Afgelopen zondag ging ik met schoonzoon R. naar de Matthäus Passion in het concertgebouw en vanochtend ging ik met dochter naar de film over Reinbert de leeuw en zijn uitvoering van de Matthäus. Beide keren was ik ontroerd door de muziek en de passie van muzikanten, zangers/zangeressen en de dirigent.
Muziek die je raakt kun je steeds weer opnieuw beluisteren zonder dat het gaat vervelen. Muziek kan dus ook eeuwigheidswaarde hebben, net als het gedicht van Guido Gezelle waar ik eerder over schreef.
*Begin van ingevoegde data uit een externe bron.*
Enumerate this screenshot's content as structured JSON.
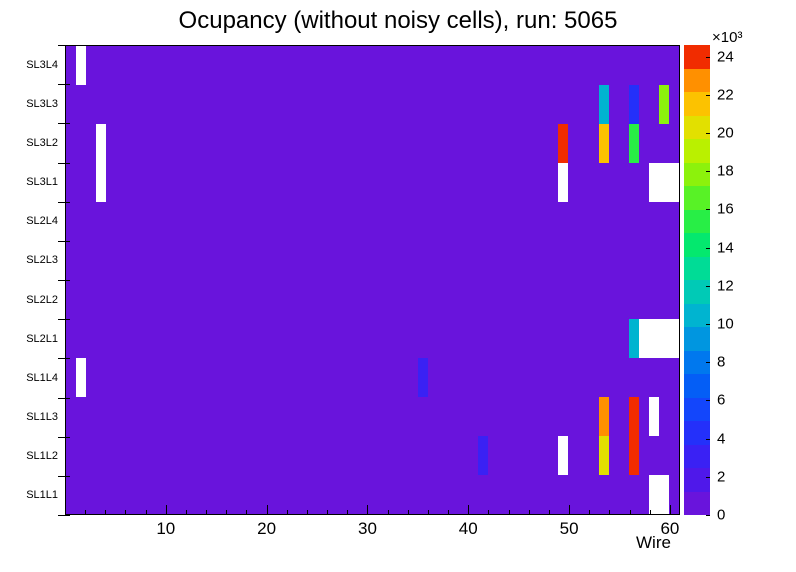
{
  "chart_data": {
    "type": "heatmap",
    "title": "Ocupancy (without noisy cells), run: 5065",
    "xlabel": "Wire",
    "x_min": 0,
    "x_max": 61,
    "x_ticks": [
      10,
      20,
      30,
      40,
      50,
      60
    ],
    "rows_top_to_bottom": [
      "SL3L4",
      "SL3L3",
      "SL3L2",
      "SL3L1",
      "SL2L4",
      "SL2L3",
      "SL2L2",
      "SL2L1",
      "SL1L4",
      "SL1L3",
      "SL1L2",
      "SL1L1"
    ],
    "value_unit": "hits ×10³",
    "background_value": 1,
    "background_color": "#6914dc",
    "empty_color": "#ffffff",
    "palette": [
      "#6914dc",
      "#4f18ea",
      "#3a21f4",
      "#2430fa",
      "#1346fb",
      "#045ef6",
      "#0078ee",
      "#0096e0",
      "#00b4d0",
      "#00cab6",
      "#00dc96",
      "#04e86e",
      "#28ee46",
      "#58f226",
      "#8cf20c",
      "#baf000",
      "#e2e000",
      "#fcc200",
      "#ff9000",
      "#f12c00"
    ],
    "colorbar": {
      "scale_label": "×10³",
      "min": 0,
      "max": 24,
      "ticks": [
        0,
        2,
        4,
        6,
        8,
        10,
        12,
        14,
        16,
        18,
        20,
        22,
        24
      ]
    },
    "cells": [
      {
        "row": "SL3L4",
        "wire": 2,
        "v": 0
      },
      {
        "row": "SL3L3",
        "wire": 54,
        "v": 10
      },
      {
        "row": "SL3L3",
        "wire": 57,
        "v": 4
      },
      {
        "row": "SL3L3",
        "wire": 60,
        "v": 17
      },
      {
        "row": "SL3L2",
        "wire": 4,
        "v": 0
      },
      {
        "row": "SL3L2",
        "wire": 50,
        "v": 23
      },
      {
        "row": "SL3L2",
        "wire": 54,
        "v": 21
      },
      {
        "row": "SL3L2",
        "wire": 57,
        "v": 15
      },
      {
        "row": "SL3L1",
        "wire": 4,
        "v": 0
      },
      {
        "row": "SL3L1",
        "wire": 50,
        "v": 0
      },
      {
        "row": "SL3L1",
        "wire": 59,
        "v": 0
      },
      {
        "row": "SL3L1",
        "wire": 60,
        "v": 0
      },
      {
        "row": "SL3L1",
        "wire": 61,
        "v": 0
      },
      {
        "row": "SL2L1",
        "wire": 57,
        "v": 10
      },
      {
        "row": "SL2L1",
        "wire": 58,
        "v": 0
      },
      {
        "row": "SL2L1",
        "wire": 59,
        "v": 0
      },
      {
        "row": "SL2L1",
        "wire": 60,
        "v": 0
      },
      {
        "row": "SL2L1",
        "wire": 61,
        "v": 0
      },
      {
        "row": "SL1L4",
        "wire": 2,
        "v": 0
      },
      {
        "row": "SL1L4",
        "wire": 36,
        "v": 3
      },
      {
        "row": "SL1L3",
        "wire": 54,
        "v": 22
      },
      {
        "row": "SL1L3",
        "wire": 57,
        "v": 24
      },
      {
        "row": "SL1L3",
        "wire": 59,
        "v": 0
      },
      {
        "row": "SL1L2",
        "wire": 42,
        "v": 3
      },
      {
        "row": "SL1L2",
        "wire": 50,
        "v": 0
      },
      {
        "row": "SL1L2",
        "wire": 54,
        "v": 20
      },
      {
        "row": "SL1L2",
        "wire": 57,
        "v": 23
      },
      {
        "row": "SL1L1",
        "wire": 59,
        "v": 0
      },
      {
        "row": "SL1L1",
        "wire": 60,
        "v": 0
      }
    ]
  }
}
Poëzie die me raakt kan ik ook steeds weer herlezen en me raken. Met proza heb ik dat minder. Meestal als ik een boek gelezen heb weet ik dat het eenmalig is maar soms weet ik ook direct: dit is een herleesboek. En ik heb zelfs een her-her-herleesboek dat ik zeker een keer voor de vierde keer ga lezen: ‘De duif en de jongen’ van Meir Sjalev.
Met beeldende kunst heb ik dat ook. Sommige schilderijen, beelden, foto’s kan ik keer op keer bekijken en ervan genieten en bij andere heb ik aan één keer genoeg.
En wat fijn dat anderen niet dezelfde dingen mooi vinden als ik anders zou er geen kijkplaats meer voor me zijn. Bovendien zouden veel kunstenaars dan hun werk niet meer kunnen tonen, zich niet meer kunnen ontwikkelen en voor mij zou er niets nieuws meer te ontdekken zijn. Het is dus goed hoe het is.